# Orlando Area APBCDogs.com Show&Pull-June 6th



## BrooklynYards

**Official American PitBull & Bully Club Fun Show-Debary(Orlando)** - American PitBull & Bully Club (Orlando, FL) - Meetup.com


----------



## Indigo Bully Connection

good deal i may just go on out there


----------



## BrooklynYards

NEELA said:


> good deal i may just go on out there


:roll: for more info **Official American PitBull & Bully Club Fun Show-Debary(Orlando)** - American PitBull & Bully Club (Orlando, FL) - Meetup.com


----------



## dennispits

what is the cash prize for the weight pull? And how do you determine the winner(most weight pulled or most weight pulled per pound)?


----------



## smith family kennels

haha josh i might go for that. Money pull whooo hooo can I borrow a dog I dont think bango is ready for that yet lmao


----------



## dennispits

I think that would be the way to go. If it were enough to cover some of the expenses of shows.


----------



## Indigo Bully Connection

I was wondering why boxers? It won't affect my decision to go either way... just curious


----------



## BrooklynYards

dennispits said:


> what is the cash prize for the weight pull? And how do you determine the winner(most weight pulled or most weight pulled per pound)?


3 weight classes 
35-45
46-55
56-up

best time per pound wins cash prize $50 (depends on how many reg. could be more)


----------



## BrooklynYards

NEELA said:


> I was wondering why boxers? It won't affect my decision to go either way... just curious


:goodpost:

We have members that have boxers and would like to be involved in the Fun show.


----------



## Ryan

We choosed Boxers because we are also trying to include all of the bully breeds our next show we might even have American Bulldogs

Kennel Club Director
American PitBull & Bully Club
apbcdogs.com


----------



## Nizmo

sweet. anyone who goes let us know how it goes and how your doggies do!


----------



## dennispits

BrooklynYards said:


> 3 weight classes
> 35-45
> 46-55
> 56-up
> 
> best time per pound wins cash prize $50 (depends on how many reg. could be more)


So the fastest time wins? So if your dog can pull 200 #s in 3 secs he beats the dog that pulls 3000 # in 30 secs? Dont seem right to me.

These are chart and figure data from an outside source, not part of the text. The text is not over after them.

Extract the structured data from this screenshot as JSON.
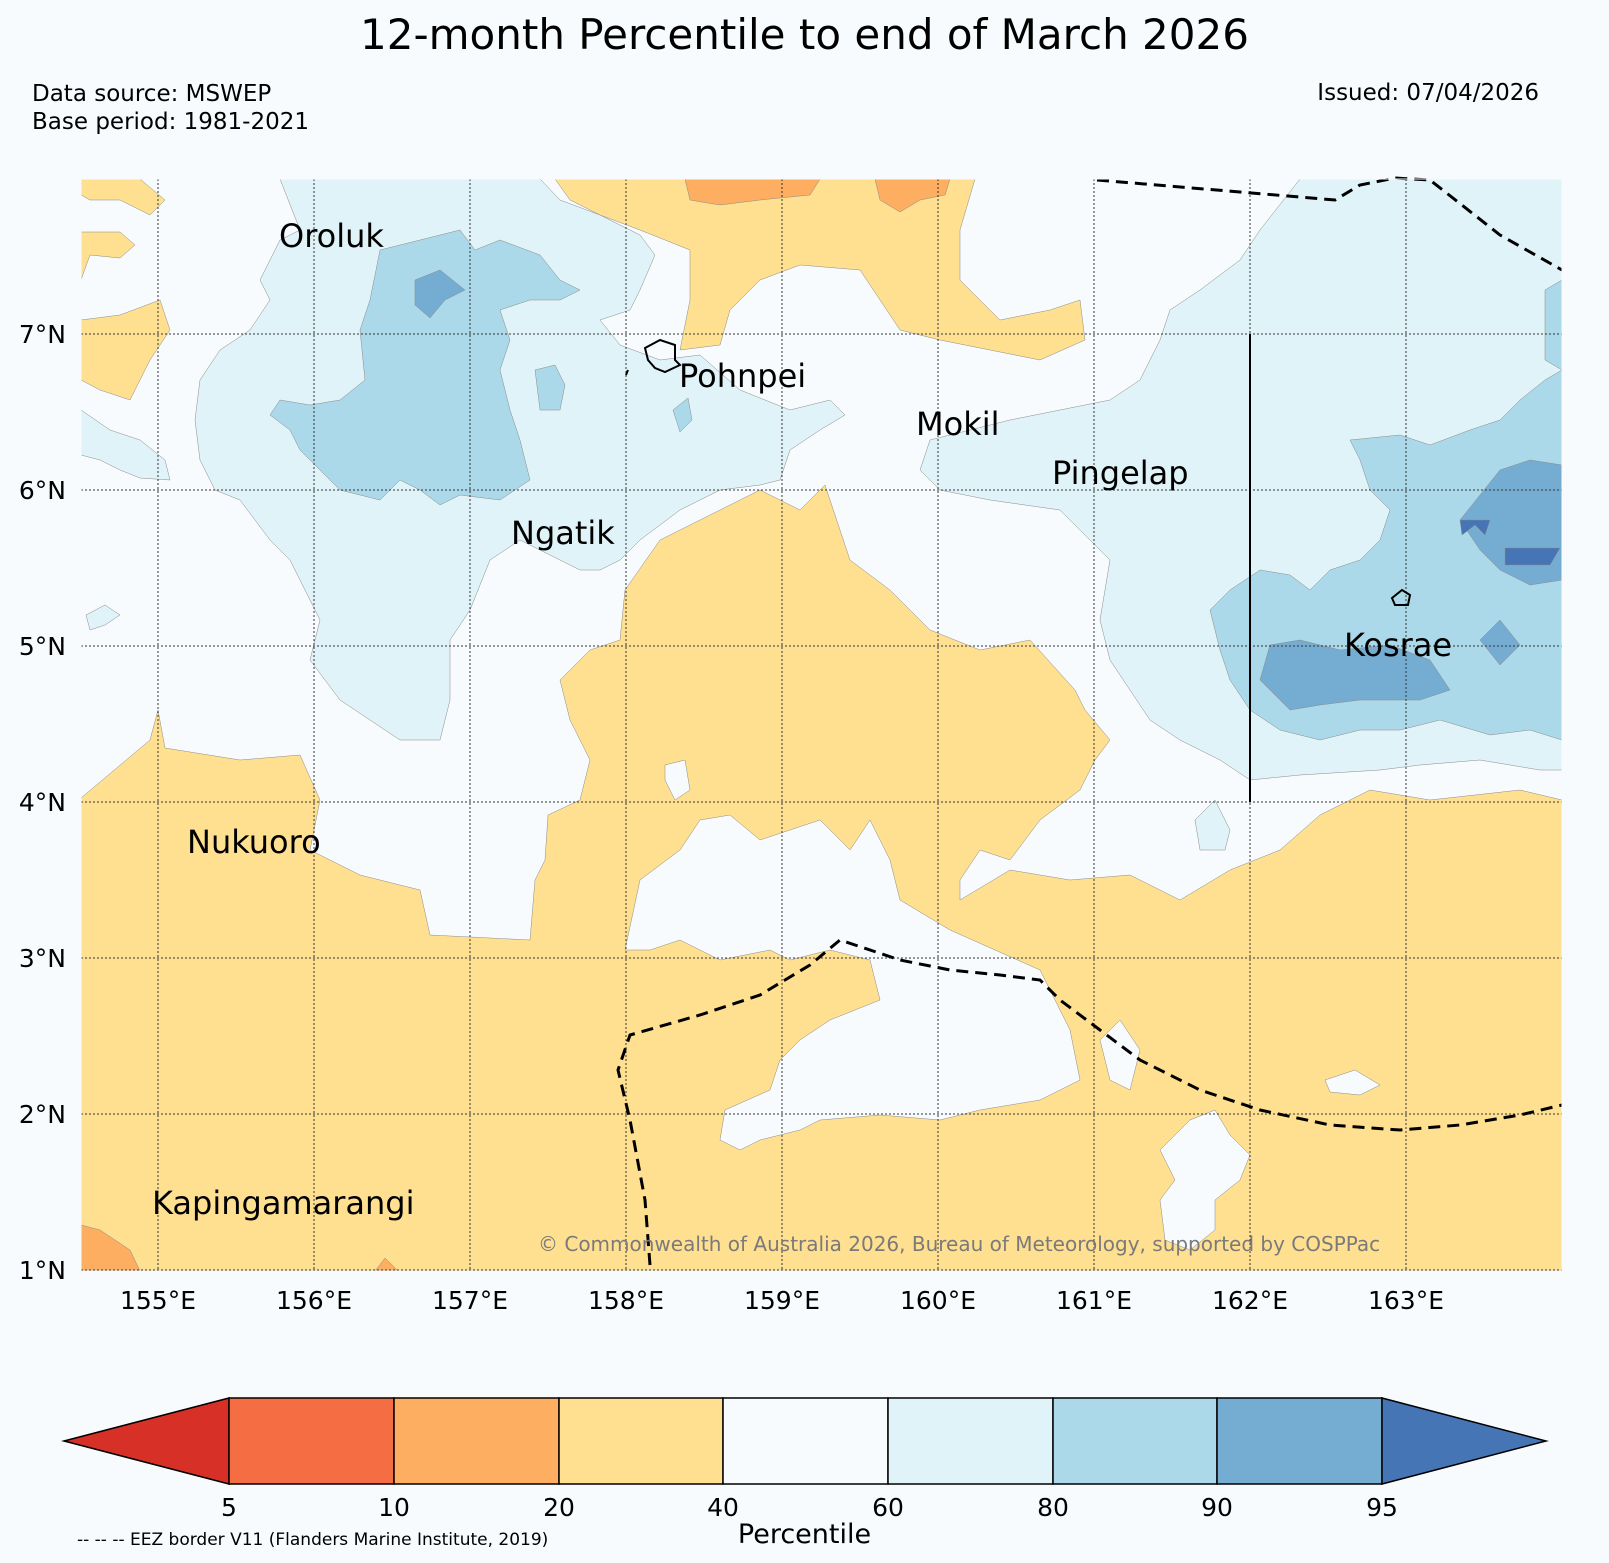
{
  "header": {
    "title": "12-month Percentile to end of March 2026",
    "data_source": "Data source: MSWEP",
    "base_period": "Base period: 1981-2021",
    "issued": "Issued: 07/04/2026"
  },
  "map": {
    "lon_ticks": [
      "155°E",
      "156°E",
      "157°E",
      "158°E",
      "159°E",
      "160°E",
      "161°E",
      "162°E",
      "163°E"
    ],
    "lat_ticks": [
      "7°N",
      "6°N",
      "5°N",
      "4°N",
      "3°N",
      "2°N",
      "1°N"
    ],
    "places": [
      "Oroluk",
      "Pohnpei",
      "Mokil",
      "Pingelap",
      "Ngatik",
      "Kosrae",
      "Nukuoro",
      "Kapingamarangi"
    ],
    "copyright": "© Commonwealth of Australia 2026, Bureau of Meteorology, supported by COSPPac"
  },
  "colorbar": {
    "title": "Percentile",
    "ticks": [
      "5",
      "10",
      "20",
      "40",
      "60",
      "80",
      "90",
      "95"
    ],
    "colors": {
      "below5": "#d73027",
      "p5_10": "#f46d43",
      "p10_20": "#fdae61",
      "p20_40": "#fee090",
      "p40_60": "#f7fbfd",
      "p60_80": "#e0f3f8",
      "p80_90": "#abd9e9",
      "p90_95": "#74add1",
      "above95": "#4575b4"
    }
  },
  "legend_note": "-- -- -- EEZ border V11 (Flanders Marine Institute, 2019)"
}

Or do you mean each time you pull a new weight the fastest time wins 50? yall gonna need a lot of money.


----------



## nate

josh swing by and pick me up on your way i want to bring my blue dog she will be the smallest dog there and out pull over all weight most dogs there 
but you know that you breed her


----------



## dennispits

Hey Nate how is Diamond doing? IS she showing anything in pulling for you?


----------



## nate

man you know i am NO blue dog fan but she is just like your dog blue you saw bango pull sunday at the uck show ? thats how dy pulls all the time she isnt anything but heart she loves to work 
i give you shit about her but she will out work anydog on my yard and thats the gods truth 
she is still learning she could pull a dixie and just stop but if she keeps going the way she is you will be talking like eddie thats out of my dog's lmfao


----------



## dennispits

Good deal. Just take your time with her.


----------



## nate

we are thats laura's little girl lol


----------



## smith family kennels

yeah if you go Josh definatly swing by and get one of us we would love to go but dont have the gas money to drive that far we could split gas and cost and all that good stuff. Give us a call maybe we could work something out in cost that will help the both of us lol. Diamond is great.


----------



## BrooklynYards




----------